While you lament the fact that everyone wants to talk to your boss, you need to see that as a window. The GPs at your firm have their time taken up by LP fundraising, firm administration and a ton of other commitments–and they’re often limited in the hours they’re working by additional family and outside commitments.
That supply demand imbalance is an opening for you–an opening to get to things before they have an opportunity for those things to find them.
So if the hot shot team that built the whole backend stack for Plaid has a new deal with three term sheets on it and your main GP is your firm’s only shot at getting in, you should be out figuring out who else at Plaid might be ready to leave, or who the most backable and trusted folks are.
That kind of thing is how I sourced Moat for First Round Capital. I was out at a networking event (a Blip.TV event for you NYC OGs) and met Mike Walwrath, former CEO and founder of Right Media, an online advertising exchange marketplace that was acquired by Yahoo for $850 million four years before. We got into a conversation about cycling and all the bells and whistles one can have on road bikes when you sell a company for that much. (I’m now that bike guy, only without the big exit to justify the expense.)
Someone stepped into the circle that he introduced as one of his investors… not someone who was one of his investors–meaning he clearly had a new company going.
I stepped aside and immediately called Josh Kopelman from the event–because I knew my rung on the ladder. I wasn’t going to be able to get us into that deal, but I knew that Josh could. He made the call and we wound up with a small but very profitable slice of Moat, which later sold for almost exactly what Right Media had sold for.
I wasn’t upset about not having the juice to pull the deal off myself. I was glad to be attached to a partner that did.
The Time Audit
Do yourself a favor and check on whether you’re making the most of the opportunity you have being connected to far more experienced investors.

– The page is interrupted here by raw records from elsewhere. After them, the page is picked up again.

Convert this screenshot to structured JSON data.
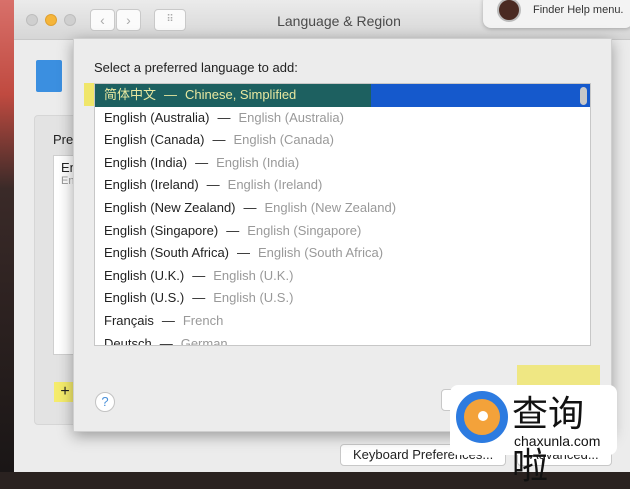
{
  "window": {
    "title": "Language & Region"
  },
  "notification": {
    "text": "Finder Help menu."
  },
  "main": {
    "preferred_label": "Pref",
    "preferred_items": [
      {
        "name": "En",
        "sub": "En"
      }
    ],
    "add_label": "+",
    "keyboard_prefs": "Keyboard Preferences...",
    "advanced": "Advanced..."
  },
  "sheet": {
    "prompt": "Select a preferred language to add:",
    "languages": [
      {
        "native": "简体中文",
        "english": "Chinese, Simplified",
        "selected": true
      },
      {
        "native": "English (Australia)",
        "english": "English (Australia)"
      },
      {
        "native": "English (Canada)",
        "english": "English (Canada)"
      },
      {
        "native": "English (India)",
        "english": "English (India)"
      },
      {
        "native": "English (Ireland)",
        "english": "English (Ireland)"
      },
      {
        "native": "English (New Zealand)",
        "english": "English (New Zealand)"
      },
      {
        "native": "English (Singapore)",
        "english": "English (Singapore)"
      },
      {
        "native": "English (South Africa)",
        "english": "English (South Africa)"
      },
      {
        "native": "English (U.K.)",
        "english": "English (U.K.)"
      },
      {
        "native": "English (U.S.)",
        "english": "English (U.S.)"
      },
      {
        "native": "Français",
        "english": "French"
      },
      {
        "native": "Deutsch",
        "english": "German"
      }
    ],
    "separator": "—",
    "help": "?"
  },
  "watermark": {
    "text": "查询啦",
    "url": "chaxunla.com"
  },
  "colors": {
    "selection": "#1559cc",
    "highlight": "#f0e66a"
  }
}
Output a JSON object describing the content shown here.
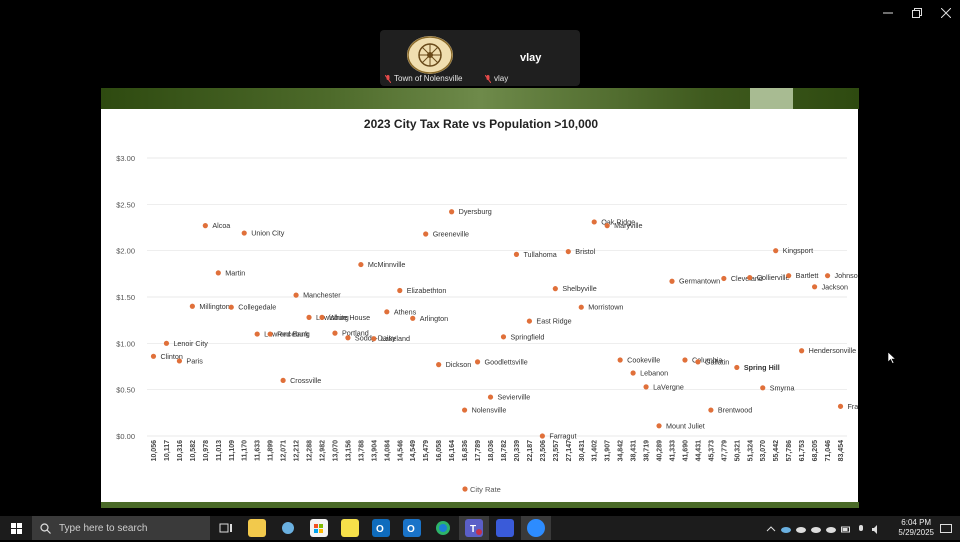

Pull up your calendar from the last month and bucket your time honestly. What meetings are you getting into that you could only get into because of where you are? Does your calendar reflect being associated with the best people in the network around your firm or is it basically at replacement player level–no different than anyone else who is connected to some money.
Think about the founders you’re trying to back–the ones you would feel lucky to be in a deal with. Would they be spending time answering cold emails from analysts? Who in the ecosystem would they be trying to spend the most time with?
You should get to those people first and your partners are the ticket.
The gap between those two is your roadmap. Block two or three slots each week for higher-quality conversations that your GPs enable and protect them.
If a slot opens up, don’t fill it with whoever happens to ask. Fill it intentionally with the best people in your firm’s network–the ones your GPs don’t have time to engage with but you do.
Remember, you didn’t sneak into the building. You’re in venture because your firm—your General Partners—chose you. They saw past the lack of a track record and recognized a specific, high-potential signal in you.
You are an outlier in a hyper-competitive field just by being on the inside.
So, let's stop with the imposter syndrome and get to work.